Un gioco per Eveline
1971
Un gioco per Eveline è un film del 1971 diretto da Marcello Avallone.
Il titolo, Un gioco per Eveline, viene spesso riportato inesatto, con la “y” nel nome femminile al posto della “i”, consumando un errore tuttavia legittimato in corso d’opera da una trama che gioca proprio sulla duplice identità di una bambina così chiamata. In seguito a un incidente d’auto che li costringerà a chiedere ospitalità nella villa più vicina, la giovane coppia di sposi Pierre e Natalie (Erna Schurer) si lascerà irretire in un ambiguo e morboso ménage à quatre con i padroni di casa, Miou (Adriana Bogdan) e Philippe (Marco Guglielmi, anche sceneggiatore del film), individui dietro i cui comportamenti sembra nascondersi qualcosa di spaventoso. Da Avallone, di cui si conoscevano bene gli horror di fine anni ’80 (Maya e Spettri), ma di cui si ignora a tutt’oggi il suo esordio ufficiale, L’altra faccia del peccato, un mondo-movie del ‘69 sulle usanze sessuali dall’Africa alla Scandinavia, non ci aspettavamo certo questo piccolo gioiellino psyco-horror, che per tutta una buona metà si nasconde dietro la scorza del giallo d’alta società tipico di quegli anni. Eppure, anche se i personaggi sono gli stessi dei Lenzi-movies del periodo d’oro – due coppie giovani, belle e disponibili allo scambio – e gli ambienti ricordano molto quelli di un thriller baviano come 5 bambole – la solita villa in riva al mare dove non succede mai niente e tutti passano il tempo a giocare a scacchi o a fare il bagno o a camminare nel bosco attiguo – la posta in gioco è di tutt’altro tipo, legata piuttosto all’insorgere graduale di un elemento sovrannaturale.

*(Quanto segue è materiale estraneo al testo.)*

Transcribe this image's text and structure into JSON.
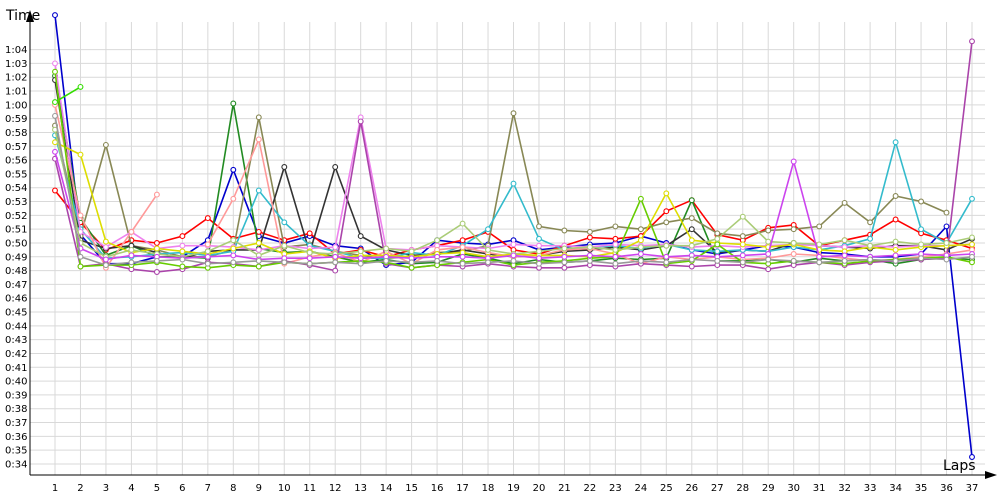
{
  "chart_data": {
    "type": "line",
    "ylabel": "Time",
    "xlabel": "Laps",
    "x": [
      1,
      2,
      3,
      4,
      5,
      6,
      7,
      8,
      9,
      10,
      11,
      12,
      13,
      14,
      15,
      16,
      17,
      18,
      19,
      20,
      21,
      22,
      23,
      24,
      25,
      26,
      27,
      28,
      29,
      30,
      31,
      32,
      33,
      34,
      35,
      36,
      37
    ],
    "ylim": [
      33.2,
      66.0
    ],
    "grid": true,
    "y_tick_labels": [
      "0:34",
      "0:35",
      "0:36",
      "0:37",
      "0:38",
      "0:39",
      "0:40",
      "0:41",
      "0:42",
      "0:43",
      "0:44",
      "0:45",
      "0:46",
      "0:47",
      "0:48",
      "0:49",
      "0:50",
      "0:51",
      "0:52",
      "0:53",
      "0:54",
      "0:55",
      "0:56",
      "0:57",
      "0:58",
      "0:59",
      "1:00",
      "1:01",
      "1:02",
      "1:03",
      "1:04"
    ],
    "y_tick_values": [
      34,
      35,
      36,
      37,
      38,
      39,
      40,
      41,
      42,
      43,
      44,
      45,
      46,
      47,
      48,
      49,
      50,
      51,
      52,
      53,
      54,
      55,
      56,
      57,
      58,
      59,
      60,
      61,
      62,
      63,
      64
    ],
    "series": [
      {
        "color": "#0000cc",
        "values": [
          66.5,
          50.6,
          48.5,
          48.5,
          49.0,
          49.0,
          50.2,
          55.3,
          50.5,
          50.0,
          50.5,
          49.8,
          49.6,
          48.4,
          48.6,
          50.2,
          50.0,
          49.9,
          50.2,
          49.5,
          49.7,
          49.9,
          50.0,
          50.5,
          50.0,
          49.5,
          49.2,
          49.5,
          49.8,
          49.7,
          49.3,
          49.2,
          49.0,
          49.0,
          49.2,
          51.2,
          34.5
        ]
      },
      {
        "color": "#ff0000",
        "values": [
          53.8,
          51.5,
          49.5,
          50.2,
          50.0,
          50.5,
          51.8,
          50.3,
          50.8,
          50.2,
          50.7,
          49.2,
          49.5,
          49.0,
          49.5,
          49.8,
          50.2,
          50.8,
          49.5,
          49.2,
          49.8,
          50.4,
          50.3,
          50.5,
          52.3,
          53.1,
          50.6,
          50.2,
          51.1,
          51.3,
          49.8,
          50.2,
          50.6,
          51.7,
          50.7,
          50.2,
          49.6
        ]
      },
      {
        "color": "#228b22",
        "values": [
          62.1,
          51.8,
          49.1,
          49.8,
          49.0,
          49.0,
          48.9,
          60.1,
          49.6,
          49.3,
          49.4,
          49.0,
          48.6,
          48.8,
          48.5,
          48.6,
          49.2,
          48.9,
          48.5,
          48.8,
          48.6,
          48.7,
          48.9,
          48.8,
          48.9,
          53.1,
          48.7,
          48.7,
          48.8,
          48.6,
          48.9,
          48.7,
          48.8,
          48.5,
          48.8,
          48.9,
          48.8
        ]
      },
      {
        "color": "#888855",
        "values": [
          58.5,
          50.5,
          57.1,
          49.8,
          49.5,
          49.0,
          49.0,
          49.5,
          59.1,
          49.7,
          49.9,
          49.4,
          49.1,
          48.9,
          49.0,
          49.3,
          49.4,
          49.8,
          59.4,
          51.2,
          50.9,
          50.8,
          51.2,
          51.0,
          51.5,
          51.8,
          50.7,
          50.5,
          50.9,
          51.0,
          51.2,
          52.9,
          51.5,
          53.4,
          53.0,
          52.2,
          null
        ]
      },
      {
        "color": "#333333",
        "values": [
          61.8,
          50.2,
          49.6,
          49.8,
          49.3,
          48.9,
          49.4,
          49.5,
          49.5,
          55.5,
          49.3,
          55.5,
          50.5,
          49.5,
          49.1,
          49.2,
          49.5,
          49.2,
          49.0,
          49.1,
          49.4,
          49.5,
          49.7,
          49.5,
          49.8,
          51.0,
          49.3,
          49.5,
          49.4,
          50.0,
          49.8,
          49.7,
          49.6,
          49.8,
          49.8,
          49.5,
          50.3
        ]
      },
      {
        "color": "#33bbcc",
        "values": [
          57.8,
          51.0,
          48.9,
          49.0,
          49.2,
          49.3,
          49.1,
          49.4,
          53.8,
          51.5,
          49.8,
          49.4,
          48.9,
          48.9,
          49.3,
          49.1,
          49.8,
          51.0,
          54.3,
          50.3,
          49.5,
          49.7,
          49.8,
          49.6,
          49.9,
          49.5,
          49.4,
          49.5,
          49.4,
          49.7,
          49.5,
          49.8,
          50.3,
          57.3,
          51.0,
          50.0,
          53.2
        ]
      },
      {
        "color": "#ee82ee",
        "values": [
          63.0,
          50.8,
          49.7,
          50.8,
          49.6,
          49.8,
          49.8,
          49.7,
          49.5,
          49.8,
          49.6,
          49.7,
          59.1,
          49.6,
          49.5,
          49.8,
          49.7,
          49.6,
          49.9,
          49.8,
          49.8,
          49.7,
          49.9,
          49.8,
          49.9,
          49.7,
          49.8,
          49.7,
          49.8,
          49.9,
          49.8,
          49.7,
          49.8,
          49.7,
          49.8,
          49.8,
          49.9
        ]
      },
      {
        "color": "#ff9999",
        "values": [
          60.0,
          52.0,
          48.2,
          50.8,
          53.5,
          null,
          49.9,
          53.2,
          57.5,
          48.5,
          49.0,
          49.3,
          48.6,
          49.4,
          48.5,
          49.5,
          49.7,
          49.3,
          49.0,
          49.1,
          49.5,
          49.6,
          49.2,
          48.5,
          49.0,
          48.8,
          49.0,
          48.8,
          48.9,
          49.2,
          49.1,
          48.9,
          48.7,
          48.8,
          49.0,
          49.2,
          49.5
        ]
      },
      {
        "color": "#aa44aa",
        "values": [
          56.1,
          48.3,
          48.5,
          48.1,
          47.9,
          48.1,
          48.6,
          48.5,
          48.3,
          48.7,
          48.4,
          48.0,
          58.8,
          48.5,
          48.2,
          48.4,
          48.3,
          48.5,
          48.3,
          48.2,
          48.2,
          48.4,
          48.3,
          48.5,
          48.4,
          48.3,
          48.4,
          48.4,
          48.1,
          48.4,
          48.6,
          48.4,
          48.6,
          48.7,
          48.8,
          48.9,
          64.6
        ]
      },
      {
        "color": "#dddd00",
        "values": [
          57.3,
          56.4,
          50.1,
          49.3,
          49.6,
          49.4,
          49.2,
          49.6,
          50.0,
          49.2,
          49.4,
          48.9,
          49.1,
          49.1,
          49.0,
          49.2,
          49.3,
          49.0,
          49.2,
          49.1,
          49.1,
          49.0,
          49.3,
          50.2,
          53.6,
          50.2,
          50.0,
          49.9,
          49.7,
          49.9,
          49.5,
          49.4,
          49.7,
          49.5,
          49.7,
          49.8,
          49.9
        ]
      },
      {
        "color": "#33dd00",
        "values": [
          60.2,
          61.3,
          null,
          null,
          null,
          null,
          null,
          null,
          null,
          null,
          null,
          null,
          null,
          null,
          null,
          null,
          null,
          null,
          null,
          null,
          null,
          null,
          null,
          null,
          null,
          null,
          null,
          null,
          null,
          null,
          null,
          null,
          null,
          null,
          null,
          null,
          null
        ]
      },
      {
        "color": "#66cc00",
        "values": [
          62.4,
          48.3,
          48.4,
          48.4,
          48.6,
          48.3,
          48.2,
          48.4,
          48.3,
          48.6,
          48.5,
          48.6,
          48.7,
          48.6,
          48.2,
          48.4,
          48.6,
          48.8,
          48.4,
          48.6,
          48.7,
          48.9,
          49.0,
          53.2,
          48.5,
          48.7,
          49.9,
          48.6,
          48.5,
          48.7,
          48.6,
          48.5,
          48.7,
          48.8,
          48.9,
          49.0,
          48.6
        ]
      },
      {
        "color": "#aacc77",
        "values": [
          58.2,
          50.0,
          49.0,
          49.5,
          49.2,
          49.0,
          49.4,
          50.2,
          49.1,
          49.8,
          49.3,
          49.2,
          49.4,
          49.6,
          49.4,
          50.2,
          51.4,
          49.5,
          49.2,
          49.4,
          49.6,
          49.7,
          49.5,
          49.7,
          49.8,
          49.8,
          50.3,
          51.9,
          50.1,
          50.0,
          49.9,
          50.2,
          49.8,
          50.1,
          49.9,
          50.0,
          50.4
        ]
      },
      {
        "color": "#cc44ee",
        "values": [
          56.6,
          49.6,
          48.8,
          49.1,
          49.0,
          48.9,
          49.0,
          49.1,
          48.8,
          48.9,
          48.9,
          49.0,
          48.9,
          49.0,
          48.9,
          49.0,
          49.0,
          48.9,
          49.1,
          48.9,
          49.0,
          49.1,
          49.0,
          49.2,
          49.0,
          49.1,
          49.0,
          49.1,
          49.2,
          55.9,
          49.0,
          49.1,
          49.0,
          49.1,
          49.2,
          49.1,
          49.2
        ]
      },
      {
        "color": "#999999",
        "values": [
          59.2,
          49.0,
          48.4,
          48.6,
          48.7,
          48.8,
          48.5,
          48.6,
          48.7,
          48.6,
          48.5,
          48.6,
          48.5,
          48.7,
          48.6,
          48.7,
          48.5,
          48.6,
          48.7,
          48.5,
          48.6,
          48.7,
          48.5,
          48.7,
          48.6,
          48.8,
          48.7,
          48.6,
          48.8,
          48.7,
          48.6,
          48.7,
          48.8,
          48.7,
          48.9,
          48.8,
          49.0
        ]
      }
    ]
  }
}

Di erotico, invece, c’è ben poco, se non la bellezza disarmante della Bogdan, attrice di origini rumene ma d’adozione belga, qui alla sua unica incursione italiana. È lei ad ammaliare con la sua fragilità il giovane Pierre (un insipido Wolfgang Hillinger), coinvolgendolo in una spirale da incubo che lo farà vacillare, mentre i contorni della realtà circostante si faranno sempre più sfocati. Tutto ruota intorno al fatto se Eveline, la figlioletta di Miou e Philippe, sia ancora viva, come crede la donna, oppure no, come invece sostiene il marito. E il pregio migliore del film sta proprio nel non disambiguare mai questa o altre suggestioni, nel lasciare aperta ogni possibilità, non dichiarando mai apertamente se le ossessioni della donna, che per contagio arrivano in visione anche a Pierre, sono frutto di una macchinazione ordita dal consorte, accadimenti spettrali, o più semplicemente un sogno all’interno del film. Fatto sta che i conti non tornano, e da un certo punto in poi l’architettura del plot non si preoccupa neanche più di tanto di farli tornare, mentre tensioni e figure finiscono per accumularsi più per contagio biologico delle une sulle altre che non per avanzamento logico vero e proprio (si veda l’ambiguità del doppio ruolo interpretato da Rita Calderoni, con effetti assolutamente devastanti per la linearità dell’intreccio).
Da questo punto di vista, Un gioco per Eveline è un’operazione squisitamente psicanalitica, dove il phantasme dell’inconscio – il rimosso che ritorna – coincide letteralmente col fantasma della bambina (forse) morta e violentemente rimpianta dalla madre, le cui apparizioni sempre più frequenti – in una di queste Eveline gioca persino con l’immancabile palla bianca… cosa ci ricorda? – destano più di qualche soprassalto nella corteccia emotiva dello spettatore. Non male la frase di Samuel Beckett come sigillo finale prima dei titoli di coda: “In questa confusione, da qualche parte, il pensiero si accanisce, anche esso lontano dal punto giusto, e a sua volta mi cerca dove non ci sono, non sa placarsi…”.